Filled with the romance of his native country, the simple friar, so pure in his insight, and so vivid in his realization, painted an immortal picture of the Saintly life as it was lived in the Middle Ages, on the background of the enchanted country between the Apennines and the Adriatic, the land of Monte Giorgio, the heart of Italy.

Although the Latin original has not come down to us, we have in the Actus B. Francisci et Sociorum Ejus, edited by Paul Sabatier in Collection d’Études (Paris, 1902, IV), an approximation to it which may be considered on the whole as representing the original of the Fioretti.

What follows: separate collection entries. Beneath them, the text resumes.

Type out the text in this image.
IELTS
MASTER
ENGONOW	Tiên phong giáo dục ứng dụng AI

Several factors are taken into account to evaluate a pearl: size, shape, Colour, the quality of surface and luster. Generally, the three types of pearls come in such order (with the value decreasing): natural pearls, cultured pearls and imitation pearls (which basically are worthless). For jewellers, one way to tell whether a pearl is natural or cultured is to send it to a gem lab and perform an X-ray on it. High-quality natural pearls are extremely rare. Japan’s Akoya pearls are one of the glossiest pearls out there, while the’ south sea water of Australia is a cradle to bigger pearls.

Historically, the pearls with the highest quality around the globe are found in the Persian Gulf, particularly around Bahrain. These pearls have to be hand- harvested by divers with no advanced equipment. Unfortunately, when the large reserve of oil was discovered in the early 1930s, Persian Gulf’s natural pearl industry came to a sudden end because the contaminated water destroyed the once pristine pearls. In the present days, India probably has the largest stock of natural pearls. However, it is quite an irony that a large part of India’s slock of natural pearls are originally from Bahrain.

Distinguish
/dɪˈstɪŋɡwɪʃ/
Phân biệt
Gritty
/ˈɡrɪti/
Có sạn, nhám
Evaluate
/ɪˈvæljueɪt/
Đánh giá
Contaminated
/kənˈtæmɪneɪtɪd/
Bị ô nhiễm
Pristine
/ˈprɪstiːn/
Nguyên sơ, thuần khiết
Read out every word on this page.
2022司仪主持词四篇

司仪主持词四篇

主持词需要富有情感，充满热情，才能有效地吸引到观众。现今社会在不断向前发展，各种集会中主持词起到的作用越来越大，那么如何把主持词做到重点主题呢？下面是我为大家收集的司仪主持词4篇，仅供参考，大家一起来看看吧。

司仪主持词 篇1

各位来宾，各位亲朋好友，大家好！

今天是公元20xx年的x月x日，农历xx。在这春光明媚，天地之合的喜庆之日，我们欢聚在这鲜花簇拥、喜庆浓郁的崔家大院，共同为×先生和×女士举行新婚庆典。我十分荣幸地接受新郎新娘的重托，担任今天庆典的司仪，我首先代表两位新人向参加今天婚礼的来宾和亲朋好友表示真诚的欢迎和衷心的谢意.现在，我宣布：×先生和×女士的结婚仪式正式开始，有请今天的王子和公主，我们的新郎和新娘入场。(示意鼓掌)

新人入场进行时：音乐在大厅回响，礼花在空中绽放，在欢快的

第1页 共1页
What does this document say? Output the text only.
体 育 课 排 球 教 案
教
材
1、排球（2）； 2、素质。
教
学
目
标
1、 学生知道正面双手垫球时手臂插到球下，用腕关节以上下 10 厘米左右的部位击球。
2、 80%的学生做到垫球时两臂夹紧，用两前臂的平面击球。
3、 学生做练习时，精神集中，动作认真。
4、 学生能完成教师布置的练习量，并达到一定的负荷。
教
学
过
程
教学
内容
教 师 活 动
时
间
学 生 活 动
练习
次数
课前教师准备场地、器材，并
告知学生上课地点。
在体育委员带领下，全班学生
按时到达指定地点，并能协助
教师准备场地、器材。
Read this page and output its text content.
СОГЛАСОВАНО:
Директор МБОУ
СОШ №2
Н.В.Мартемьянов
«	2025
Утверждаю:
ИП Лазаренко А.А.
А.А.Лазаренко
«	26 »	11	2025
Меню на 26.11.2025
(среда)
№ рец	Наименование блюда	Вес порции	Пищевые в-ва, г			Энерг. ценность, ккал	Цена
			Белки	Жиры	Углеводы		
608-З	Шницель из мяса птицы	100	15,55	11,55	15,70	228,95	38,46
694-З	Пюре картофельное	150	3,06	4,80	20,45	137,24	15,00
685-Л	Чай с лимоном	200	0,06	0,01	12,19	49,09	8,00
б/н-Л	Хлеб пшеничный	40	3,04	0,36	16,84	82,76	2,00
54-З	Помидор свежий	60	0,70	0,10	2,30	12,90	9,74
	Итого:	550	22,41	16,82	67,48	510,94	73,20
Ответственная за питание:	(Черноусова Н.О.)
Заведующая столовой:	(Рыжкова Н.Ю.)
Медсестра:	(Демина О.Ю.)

That Ugolino was the principal compiler of the Actus seems certain; how far he may be considered the sole author of the Fioretti is not so clear. His labour, which consisted chiefly in gathering the flowers for his bouquet from written and oral local tradition, appears to have been completed before 1328.

==Sources==
- Luke Wadding, Scriptores Ordinis Minorum (1650), 179
- Giovanni Sbaralea, Supplementum et castigatio ad scriptores trium ordinum S. Francisi (1806), addenda 727
- Luigi da Fabriano, Disquisizione istorica intorno all' autore dei Fioretti (1883)
- Cenni cronologico-biografici dell' osservante Provincia Picena (Quaracchi, 1886), 232 sqq.
- Alessandro Manzoni, Fioretti (2nd ed., Rome, 1902), preface
- Candido Mariotti, I Primordi Gloriosi dell' ordine Minoritico nelle Marche (Castelplanio, 1903), VI
- Thomas Walker Arnold, The Authorship of the Fioretti (London, 1904)
- Camillo Pace, L'autore del Floretum in Rivista Abruzzese, ann. XIX, fasc. II
- François Van Ortroy, in Analecta Bollandiana, XXI, 443 sqq.